In order to help illustrate the problems that can occur with this scenario, let's look at the Clynelish 27 Year Old Cask we bought from A.D. Rattray last year. This was a delicate and mild mannered whisky that came in at a whopping 60%. To drink it out of the bottle without water was to completely miss out on what made it great. Only at about 46-48% did it start to reveal its splendor. The problems began when customers started complaining to me that I had sold them a lemon and that this was not good whisky at all. I immediately became both nervous and defensive, especially after having several regular customers tell me it was one of the best whiskies they had ever had.

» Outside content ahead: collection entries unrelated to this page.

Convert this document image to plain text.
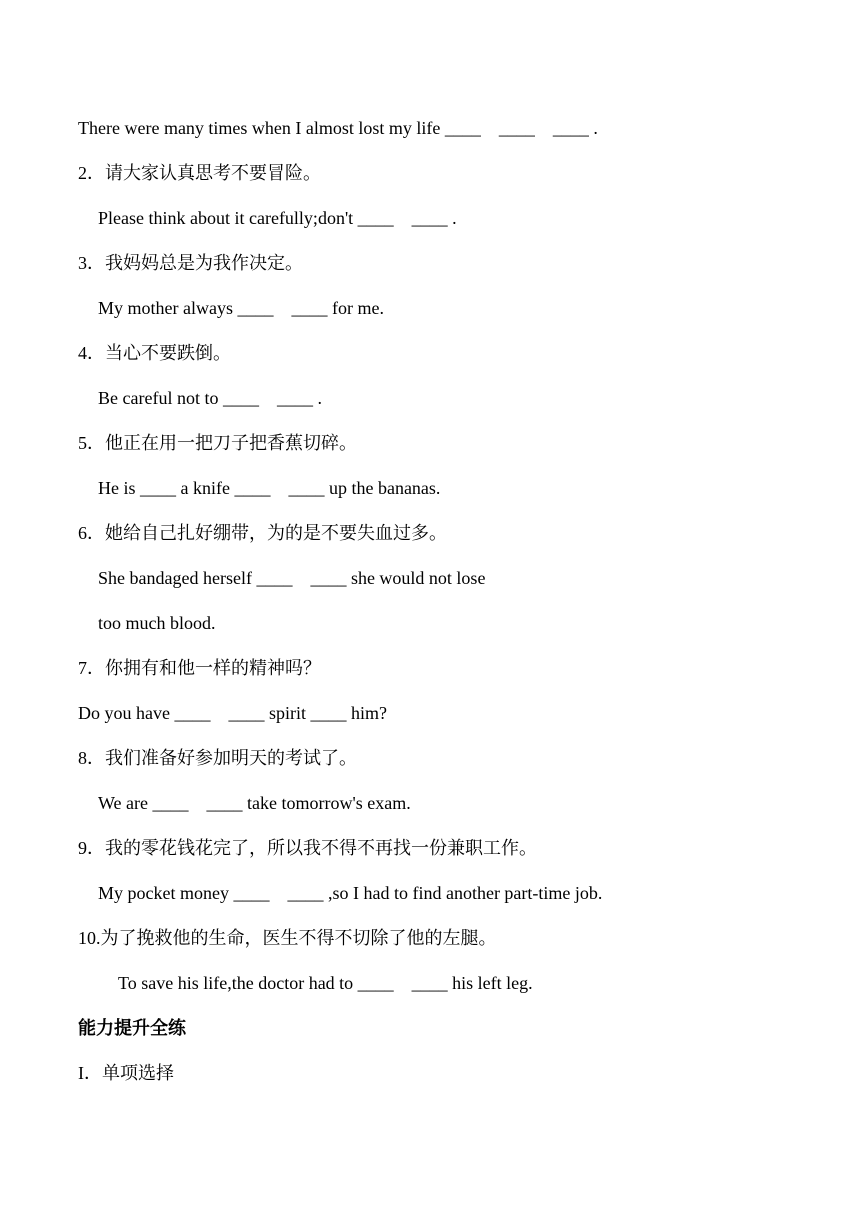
There were many times when I almost lost my life ____    ____    ____ .
2．请大家认真思考不要冒险。
Please think about it carefully;don't ____    ____ .
3．我妈妈总是为我作决定。
My mother always ____    ____ for me.
4．当心不要跌倒。
Be careful not to ____    ____ .
5．他正在用一把刀子把香蕉切碎。
He is ____ a knife ____    ____ up the bananas.
6．她给自己扎好绷带，为的是不要失血过多。
She bandaged herself ____    ____ she would not lose
too much blood.
7．你拥有和他一样的精神吗？
Do you have ____    ____ spirit ____ him?
8．我们准备好参加明天的考试了。
We are ____    ____ take tomorrow's exam.
9．我的零花钱花完了，所以我不得不再找一份兼职工作。
My pocket money ____    ____ ,so I had to find another part-time job.
10.为了挽救他的生命，医生不得不切除了他的左腿。
To save his life,the doctor had to ____    ____ his left leg.
能力提升全练
I．单项选择
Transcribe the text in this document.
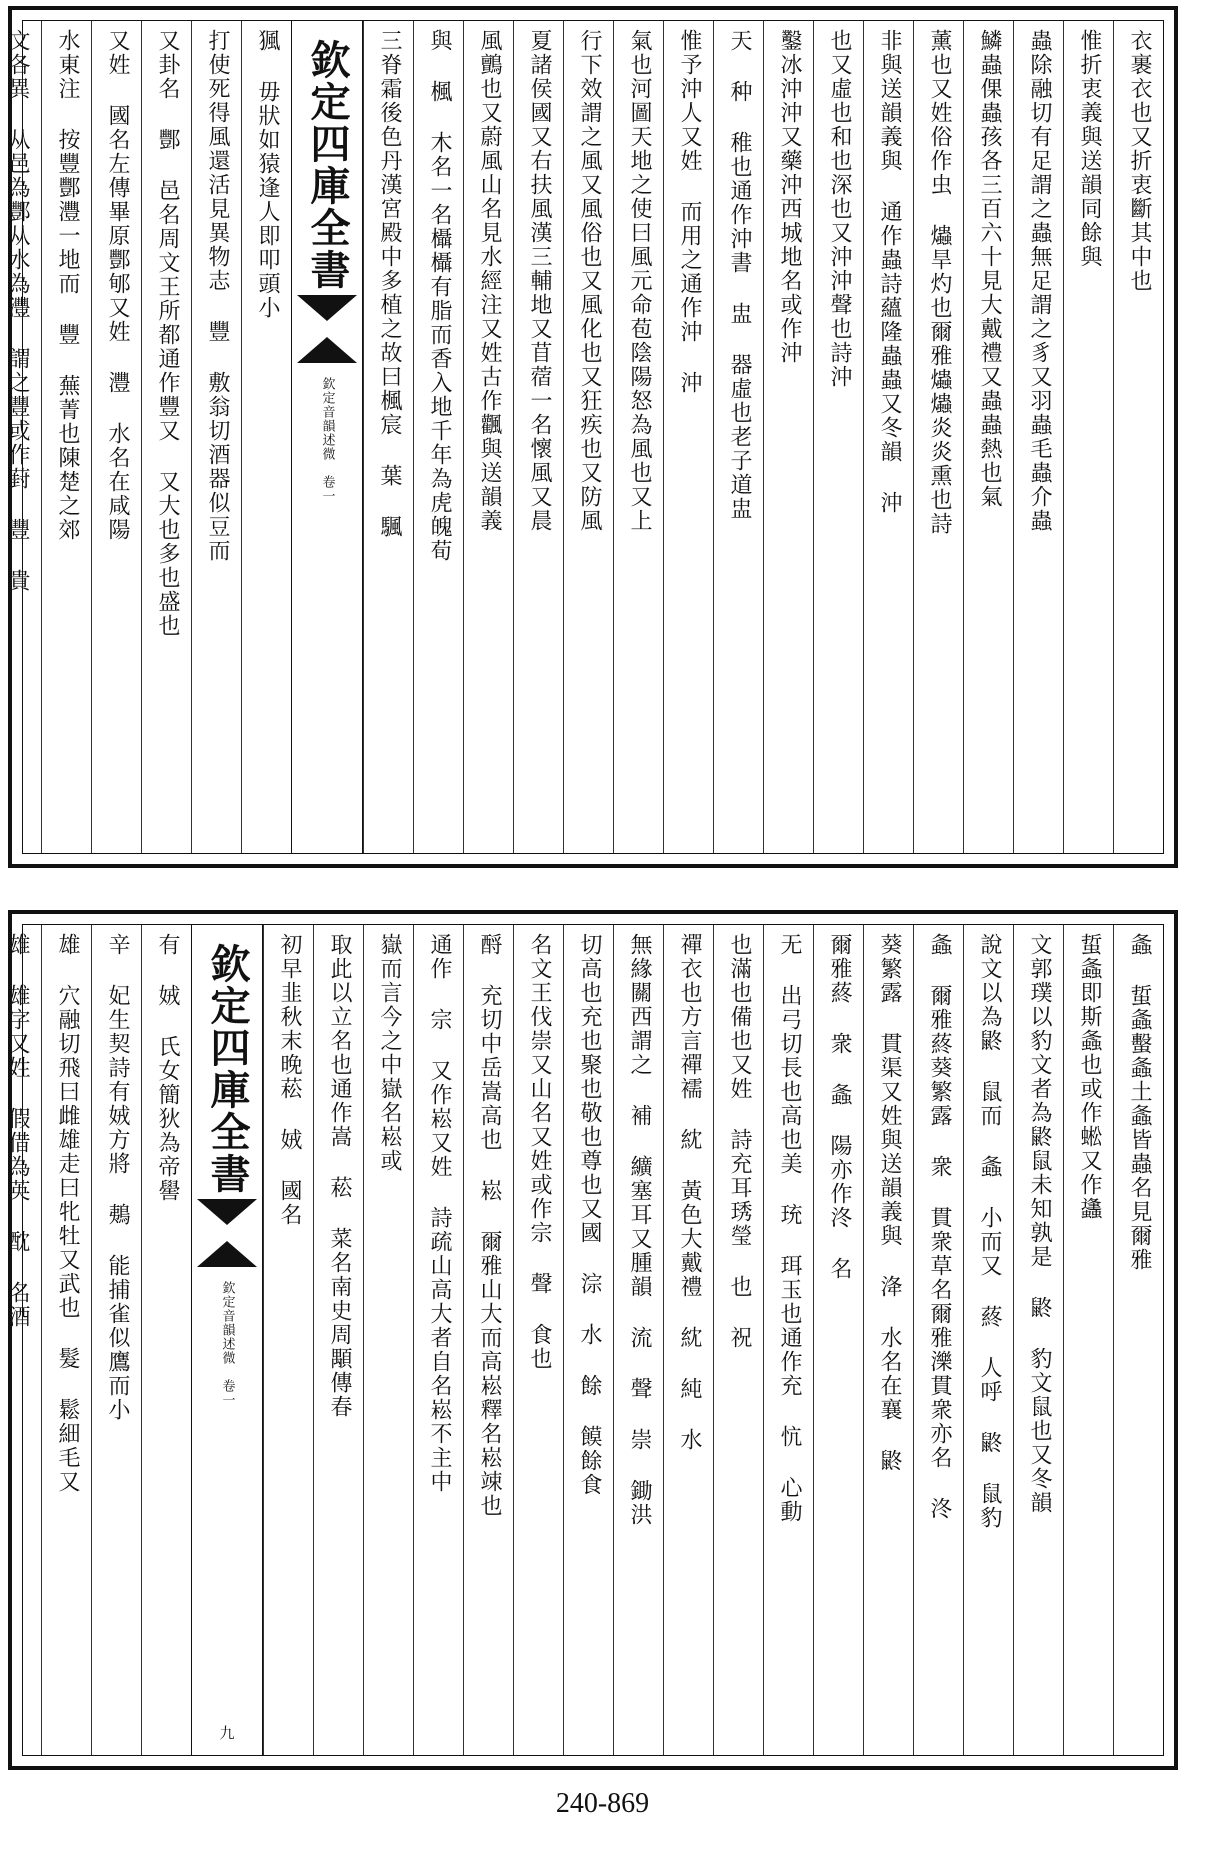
衣裹衣也又折衷斷其中也
惟折衷義與送韻同餘與
蟲除融切有足謂之蟲無足謂之豸又羽蟲毛蟲介蟲
鱗蟲倮蟲孩各三百六十見大戴禮又蟲蟲熱也氣
薰也又姓俗作虫 爞旱灼也爾雅爞爞炎炎熏也詩
非與送韻義與 通作蟲詩蘊隆蟲蟲又冬韻 沖
也又虛也和也深也又沖沖聲也詩沖
鑿冰沖沖又藥沖西城地名或作沖
天 种 稚也通作沖書 盅 器虛也老子道盅
惟予沖人又姓 而用之通作沖 沖
氣也河圖天地之使曰風元命苞陰陽怒為風也又上
行下效謂之風又風俗也又風化也又狂疾也又防風
夏諸侯國又右扶風漢三輔地又苜蓿一名懷風又晨
風鸇也又蔚風山名見水經注又姓古作飌與送韻義
與 楓 木名一名欇欇有脂而香入地千年為虎魄荀
三脊霜後色丹漢宮殿中多植之故曰楓宸 葉 颿
欽定四庫全書
欽定音韻述微
卷一
猦 毋狀如猿逢人即叩頭小
打使死得風還活見異物志 豐 敷翁切酒器似豆而
又卦名 酆 邑名周文王所都通作豐又 又大也多也盛也
又姓 國名左傳畢原酆郇又姓 灃 水名在咸陽
水東注 按豐酆灃一地而 豐 蕪菁也陳楚之郊
文各異 从邑為酆从水為灃 謂之豐或作葑 豐 貴
螽 蜇螽蟿螽土螽皆蟲名見爾雅
蜇螽即斯螽也或作蜙又作蠭
文郭璞以豹文者為鼨鼠未知孰是 鼨 豹文鼠也又冬韻
說文以為鼨 鼠而 螽 小而又 蔠 人呼 鼨 鼠豹
螽 爾雅蔠葵繁露 衆 貫衆草名爾雅濼貫衆亦名 泈
葵繁露 貫渠又姓與送韻義與 洚 水名在襄 鼨
爾雅蔠 衆 螽 陽亦作泈 名
无 出弓切長也高也美 珫 珥玉也通作充 忼 心動
也滿也備也又姓 詩充耳琇瑩 也 祝
禪衣也方言禪襦 紞 黃色大戴禮 紞 純 水
無緣關西謂之 補 纊塞耳又腫韻 流 聲 崇 鋤洪
切高也充也聚也敬也尊也又國 淙 水 餘 饃餘食
名文王伐崇又山名又姓或作宗 聲 食也
酹 充切中岳嵩高也 崧 爾雅山大而高崧釋名崧竦也
通作 宗 又作崧又姓 詩疏山高大者自名崧不主中
嶽而言今之中嶽名崧或
取此以立名也通作嵩 菘 菜名南史周顒傳春
初早韭秋末晚菘 娀 國名
欽定四庫全書
欽定音韻述微
卷一
九
有 娀 氏女簡狄為帝嚳
辛 妃生契詩有娀方將 鴺 能捕雀似鷹而小
雄 穴融切飛曰雌雄走曰牝牡又武也 髮 鬆細毛又
雄 雄字又姓 假借為英 酖 名酒
240-869
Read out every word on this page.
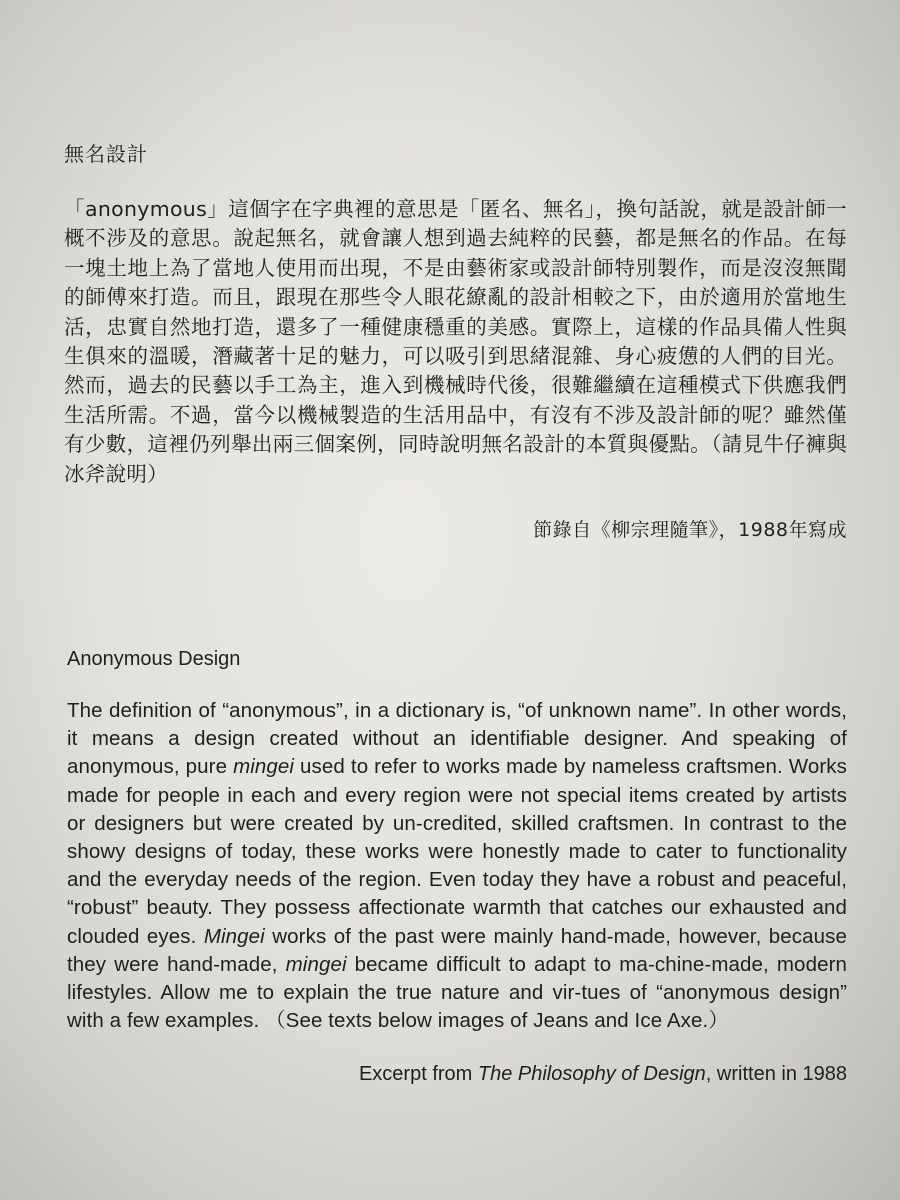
無名設計

「anonymous」這個字在字典裡的意思是「匿名、無名」，換句話說，就是設計師一概不涉及的意思。說起無名，就會讓人想到過去純粹的民藝，都是無名的作品。在每一塊土地上為了當地人使用而出現，不是由藝術家或設計師特別製作，而是沒沒無聞的師傅來打造。而且，跟現在那些令人眼花繚亂的設計相較之下，由於適用於當地生活，忠實自然地打造，還多了一種健康穩重的美感。實際上，這樣的作品具備人性與生俱來的溫暖，潛藏著十足的魅力，可以吸引到思緒混雜、身心疲憊的人們的目光。然而，過去的民藝以手工為主，進入到機械時代後，很難繼續在這種模式下供應我們生活所需。不過，當今以機械製造的生活用品中，有沒有不涉及設計師的呢？雖然僅有少數，這裡仍列舉出兩三個案例，同時說明無名設計的本質與優點。（請見牛仔褲與冰斧說明）

節錄自《柳宗理隨筆》，1988年寫成
Anonymous Design

The definition of “anonymous”, in a dictionary is, “of unknown name”. In other words, it means a design created without an identifiable designer. And speaking of anonymous, pure mingei used to refer to works made by nameless craftsmen. Works made for people in each and every region were not special items created by artists or designers but were created by un-credited, skilled craftsmen. In contrast to the showy designs of today, these works were honestly made to cater to functionality and the everyday needs of the region. Even today they have a robust and peaceful, “robust” beauty. They possess affectionate warmth that catches our exhausted and clouded eyes. Mingei works of the past were mainly hand-made, however, because they were hand-made, mingei became difficult to adapt to ma-chine-made, modern lifestyles. Allow me to explain the true nature and vir-tues of “anonymous design” with a few examples. （See texts below images of Jeans and Ice Axe.）

Excerpt from The Philosophy of Design, written in 1988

After thinking about the situation, I responded to the emails by asking the customers if they had watered the whisky down. The answers were something like: "I never add water to my whisky," "I like my whisky at cask strength," "Why would I pay $100 for a whisky just to add water to it?"
This was the first experience that revealed to me why large companies do not bottle their whiskies at cask strength, or if they do, not exclusively. Whisky almost never tastes best right out of the cask. Giving the customer a chance to decide which proof is best is completely lost on many of them because most consumers expect a finished product right out of the bottle, not a raw material to work with. Not only did the Clynelish we sold need water to balance out the heat, it also was a pain in the ass getting it just right. It took me an hour one time to find the sweet spot, and while I enjoyed the final result immensely, I didn't look forward to that battle very often. If anything, it was a deterrent from opening the bottle more frequently.
This type of extra work leads me back to the beginning point regarding Neyah and myself. Cask strength whiskies are in no way relaxing or relieving. Please let me just pour something into a glass and zone out at the end of a long day! Last night, I took home the one remaining bottle we had of Van Winkle 10 Year old 90 proof and it was f--king great. In all honesty, I had never tasted it before so it was a curiosity of mine. I've had every other Van Winkle expression numerous times and I have to say that if could have my choice today from all six bourbons, I would no doubt choose the 10 year 90 proof. It's amazingly complex and interesting in a way that the others are not. The pleasure in the 10 is the craftmanship, not the power and not the wood. The 15, 20, and 23 are so massive that I need to prepare for their arrival and the 12 tastes like a lot of other good bourbons I have. The 10 year 90 proof though is exactly what I want to come home to.
I can think of other times when I prefered a 43% single malt to the cask strength option. I found the Port Ellen 25 year from Chieftain's to be far superior to the cask strength 30 year and I always prefer Speyside malts like Glenrothes from the distillery rather than directly from the cask. Having now had the Scotland warehouse experience, I can also attest to the fun of cask strength sampling and the intensity of unbridled malt. However, I want to stress that each situation and each whisky is different, so by no means should cask strength expressions always be considered superior or a better option that dilluted expression.
There are no absolutes in the booze world.